Do you know what happens when the gang cancer spreads? Look no further than the narco republic of Mexico, where the problem has infiltrated every level of society and government, and entire cities are held hostage by drug cartels. The Mexican military has been brought in to handle the problem. After five years and almost 50,000 drug-related murders later, it doesn't look like they're winning.

There, with the economic downturn and widespread corruption, it's no longer merely the marginalized and the inner city youth who are joining the employment lines of the narco-traffickers—professional soldiers, college grads, and "normal" people are now included. In Mexico, money laundered through restaurants, casinos, construction, and the nightlife industry could reach as high as $50 billion, which is about 3% of Mexico's legitimate economy. That's what happens when the cancer spreads.

We're next, because we're part of the problem—Mexico's problem and ours. Who will "investigate" the gang jailhouse murders, and who reprimands the gang leaders? Who will police the prison yards, where smartphones, dope, and gang politics are the norm?
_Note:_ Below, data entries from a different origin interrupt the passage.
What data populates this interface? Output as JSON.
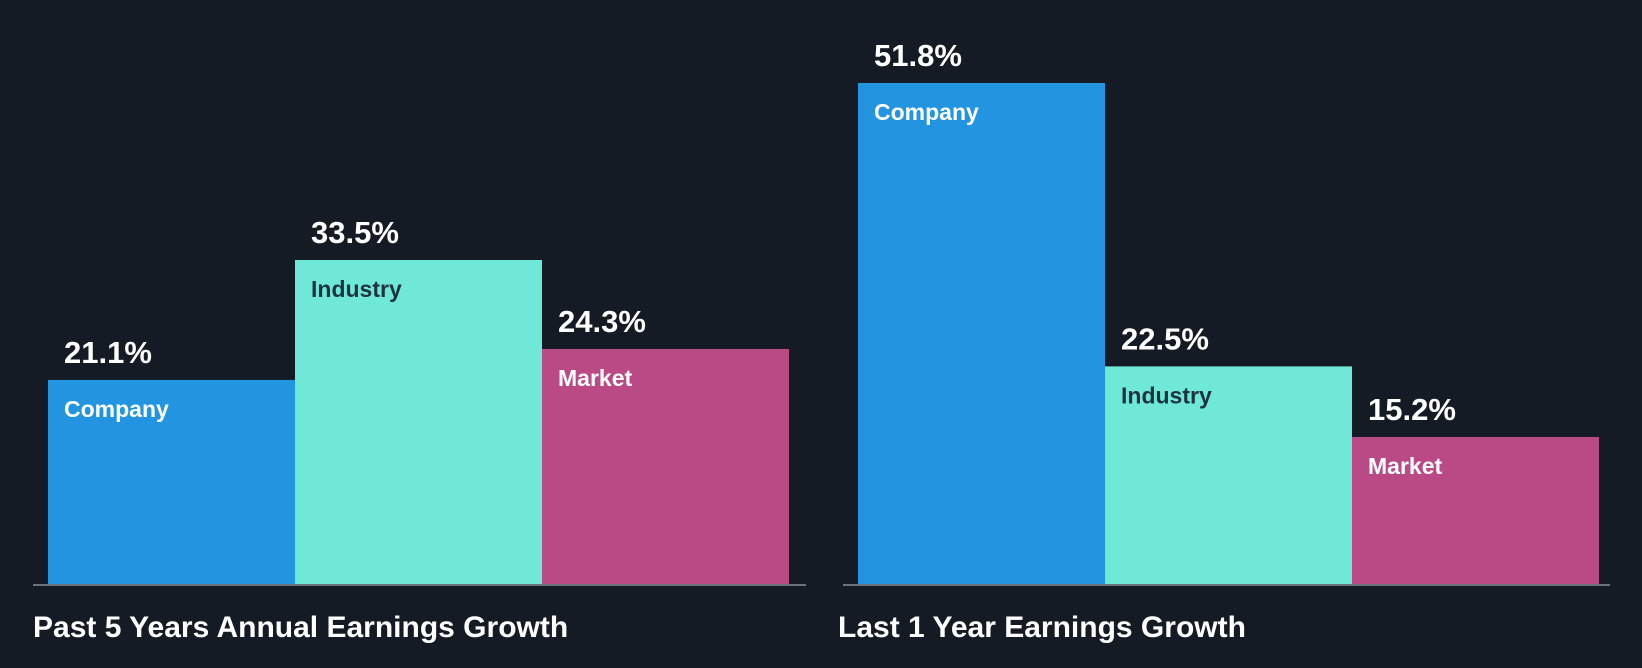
{
  "chart_data": [
    {
      "type": "bar",
      "title": "Past 5 Years Annual Earnings Growth",
      "categories": [
        "Company",
        "Industry",
        "Market"
      ],
      "values": [
        21.1,
        33.5,
        24.3
      ],
      "value_labels": [
        "21.1%",
        "33.5%",
        "24.3%"
      ],
      "ylim": [
        0,
        51.8
      ],
      "grid": false,
      "legend": "none"
    },
    {
      "type": "bar",
      "title": "Last 1 Year Earnings Growth",
      "categories": [
        "Company",
        "Industry",
        "Market"
      ],
      "values": [
        51.8,
        22.5,
        15.2
      ],
      "value_labels": [
        "51.8%",
        "22.5%",
        "15.2%"
      ],
      "ylim": [
        0,
        51.8
      ],
      "grid": false,
      "legend": "none"
    }
  ],
  "colors": {
    "background": "#151b24",
    "bars": [
      "#2394df",
      "#6fe8d7",
      "#ba4a86"
    ],
    "category_text": [
      "#ffffff",
      "#1d3340",
      "#ffffff"
    ],
    "axis": "#8a8f98",
    "text": "#ffffff"
  }
}
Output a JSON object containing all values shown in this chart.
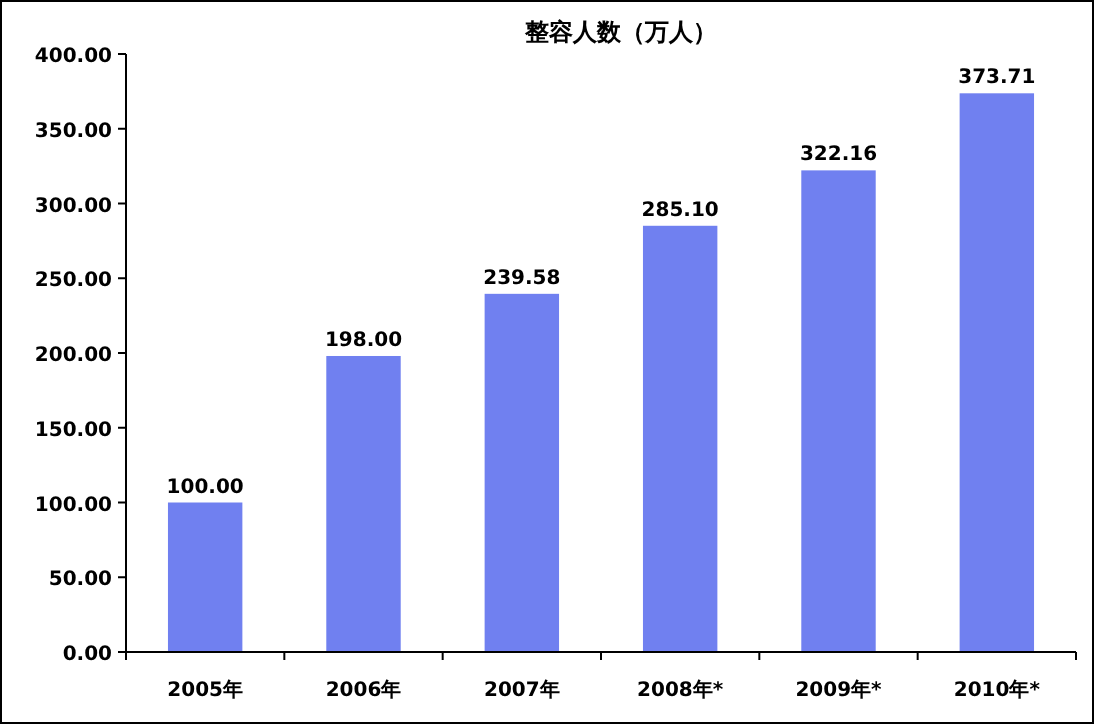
{
  "chart_data": {
    "type": "bar",
    "title": "整容人数（万人）",
    "categories": [
      "2005年",
      "2006年",
      "2007年",
      "2008年*",
      "2009年*",
      "2010年*"
    ],
    "values": [
      100.0,
      198.0,
      239.58,
      285.1,
      322.16,
      373.71
    ],
    "value_labels": [
      "100.00",
      "198.00",
      "239.58",
      "285.10",
      "322.16",
      "373.71"
    ],
    "color": "#7080f0",
    "ylim": [
      0,
      400
    ],
    "yticks": [
      {
        "value": 0,
        "label": "0.00"
      },
      {
        "value": 50,
        "label": "50.00"
      },
      {
        "value": 100,
        "label": "100.00"
      },
      {
        "value": 150,
        "label": "150.00"
      },
      {
        "value": 200,
        "label": "200.00"
      },
      {
        "value": 250,
        "label": "250.00"
      },
      {
        "value": 300,
        "label": "300.00"
      },
      {
        "value": 350,
        "label": "350.00"
      },
      {
        "value": 400,
        "label": "400.00"
      }
    ],
    "grid": false
  }
}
With the economic downturn and technological advancements, with cuts in law enforcement budgets and glorification of thugs in music, movies, and the media, expect for the cancer to spread.

I should know. I was one of them. If I do have "an axe to grind," it's because I don't want my children or grandchildren to be gunned down at a quinceanera party, become addicted to drugs, or walk in my dark steps that led to "life without parole." It's a merciful end, considering my jury chose that instead of death. Whenever it's a bad day for cops, you can be sure it's a good day for the mob.